The indicated manifestations of the initial phase of the disease may precede the development of the main clinical symptoms of the disease by 3-8 years.
Gastrointestinal manifestations are characteristic of the advanced stage of the disease:
- Chronic diarrhea - profuse stool, 5-10 times a day, with the release of a large amount of fat. Melena is occasionally possible. The presence of blood is usually associated with a coagulation disorder due to hypoprothrombinemia caused by a defect in the absorption of vitamin K. Diarrhea is a common, but not obligatory symptom. Some patients, especially at the beginning of the disease, suffer from constipation;
- Flatulence. Abdominal bloating is often observed.
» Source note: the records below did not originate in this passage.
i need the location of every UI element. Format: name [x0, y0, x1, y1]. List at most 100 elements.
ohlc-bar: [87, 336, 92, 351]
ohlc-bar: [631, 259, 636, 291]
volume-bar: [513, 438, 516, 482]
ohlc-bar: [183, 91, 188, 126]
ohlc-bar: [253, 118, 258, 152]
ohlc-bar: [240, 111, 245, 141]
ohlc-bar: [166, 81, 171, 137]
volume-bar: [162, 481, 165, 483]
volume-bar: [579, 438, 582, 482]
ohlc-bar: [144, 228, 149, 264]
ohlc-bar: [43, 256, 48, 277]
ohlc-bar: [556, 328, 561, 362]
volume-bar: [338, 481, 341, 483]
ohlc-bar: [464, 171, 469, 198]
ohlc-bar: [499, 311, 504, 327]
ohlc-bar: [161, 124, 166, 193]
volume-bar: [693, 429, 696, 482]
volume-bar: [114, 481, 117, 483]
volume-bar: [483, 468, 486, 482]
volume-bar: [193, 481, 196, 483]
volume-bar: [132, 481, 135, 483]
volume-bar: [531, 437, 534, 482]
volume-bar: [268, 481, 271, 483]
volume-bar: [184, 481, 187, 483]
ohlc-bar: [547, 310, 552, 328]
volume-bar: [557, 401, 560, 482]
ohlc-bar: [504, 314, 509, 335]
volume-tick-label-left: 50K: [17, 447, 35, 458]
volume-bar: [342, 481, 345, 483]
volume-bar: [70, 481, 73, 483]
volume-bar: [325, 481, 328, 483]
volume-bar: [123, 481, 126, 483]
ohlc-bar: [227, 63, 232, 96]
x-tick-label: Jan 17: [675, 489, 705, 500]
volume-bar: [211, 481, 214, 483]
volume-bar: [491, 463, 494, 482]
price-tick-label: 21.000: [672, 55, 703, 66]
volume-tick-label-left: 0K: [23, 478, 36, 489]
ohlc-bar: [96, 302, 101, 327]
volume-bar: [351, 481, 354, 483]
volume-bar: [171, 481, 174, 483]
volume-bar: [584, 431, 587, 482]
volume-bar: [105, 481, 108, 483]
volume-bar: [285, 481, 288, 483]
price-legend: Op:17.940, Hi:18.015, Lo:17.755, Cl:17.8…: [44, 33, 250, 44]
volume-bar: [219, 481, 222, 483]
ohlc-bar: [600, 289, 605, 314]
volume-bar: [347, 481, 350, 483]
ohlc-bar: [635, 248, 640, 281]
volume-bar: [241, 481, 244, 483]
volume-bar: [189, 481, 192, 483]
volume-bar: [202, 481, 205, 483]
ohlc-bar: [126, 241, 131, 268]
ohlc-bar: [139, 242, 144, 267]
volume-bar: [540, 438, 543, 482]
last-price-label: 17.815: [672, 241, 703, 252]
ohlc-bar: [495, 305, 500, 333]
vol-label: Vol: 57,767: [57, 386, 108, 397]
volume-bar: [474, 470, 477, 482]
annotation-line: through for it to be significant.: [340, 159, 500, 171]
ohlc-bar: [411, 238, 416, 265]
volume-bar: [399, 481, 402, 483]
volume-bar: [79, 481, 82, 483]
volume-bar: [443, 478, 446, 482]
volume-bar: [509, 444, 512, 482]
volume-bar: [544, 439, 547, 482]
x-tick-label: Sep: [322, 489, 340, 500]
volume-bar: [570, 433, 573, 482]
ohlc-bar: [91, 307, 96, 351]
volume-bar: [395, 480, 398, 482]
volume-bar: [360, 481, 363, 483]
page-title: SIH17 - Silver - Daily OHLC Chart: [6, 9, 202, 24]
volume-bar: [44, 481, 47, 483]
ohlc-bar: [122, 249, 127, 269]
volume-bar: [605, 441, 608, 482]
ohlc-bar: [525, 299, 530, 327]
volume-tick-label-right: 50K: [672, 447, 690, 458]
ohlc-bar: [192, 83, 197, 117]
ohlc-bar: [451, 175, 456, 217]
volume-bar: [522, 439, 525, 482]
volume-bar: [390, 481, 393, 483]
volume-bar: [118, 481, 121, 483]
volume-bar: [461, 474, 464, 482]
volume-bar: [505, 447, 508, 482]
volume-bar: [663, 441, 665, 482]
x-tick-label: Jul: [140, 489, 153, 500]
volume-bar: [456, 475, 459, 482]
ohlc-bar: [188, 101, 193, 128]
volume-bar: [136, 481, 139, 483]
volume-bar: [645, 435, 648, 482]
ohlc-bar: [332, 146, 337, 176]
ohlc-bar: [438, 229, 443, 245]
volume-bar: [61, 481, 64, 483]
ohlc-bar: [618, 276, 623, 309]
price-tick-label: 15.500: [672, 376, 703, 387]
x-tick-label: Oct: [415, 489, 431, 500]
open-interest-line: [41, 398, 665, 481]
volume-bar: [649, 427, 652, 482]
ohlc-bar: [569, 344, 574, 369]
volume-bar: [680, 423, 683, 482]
- Mesogastric pain can be of varying intensity, sometimes in the form of a feeling of distension after eating, sometimes in the form of colic, relieved after the passage of stool and gases. Sometimes the pain and flatulence are very pronounced, so patients with suspected ileus are hospitalized in the surgical department;
- pain of varying intensity in the umbilical region, decreasing after the passage of gases and defecation;
- pain on palpation of the umbilical region; in many patients, it is possible to palpate enlarged mesenteric and peripheral lymph nodes - they are painless, not fused with the skin, and are quite mobile;
- decreased appetite;
- progressive weight loss, muscle atrophy, increasing muscle weakness; gradually developing manifestations of protein deficiency, disorders of fat and carbohydrate metabolism, milk intolerance, polyhypovitaminosis, hypocalcemia, hypoproteinemic edema.
Extragastrointestinal manifestations. Whipple's disease is a systemic disease. It is characterized by the following signs of involvement of other organs and systems in the pathological process:
- Symptoms of adrenal insufficiency: low blood pressure, skin pigmentation (especially exposed areas of the body, face, neck, hands); anorexia, often nausea, vomiting; tendency to hypoglycemia; hyponatrismia;
- signs of damage to the central nervous system: hearing impairment, visual disturbances, ataxia, damage to the cranial nerves (ophthalmoplegia, nystagmus, facial nerve paresis), as well as the peripheral nervous system in the form of polyneuropathy;
- development of fibrous endocarditis, myocarditis, pericarditis, polyserositis, coronaritis;
- skin changes (erythema), erythema nodosum.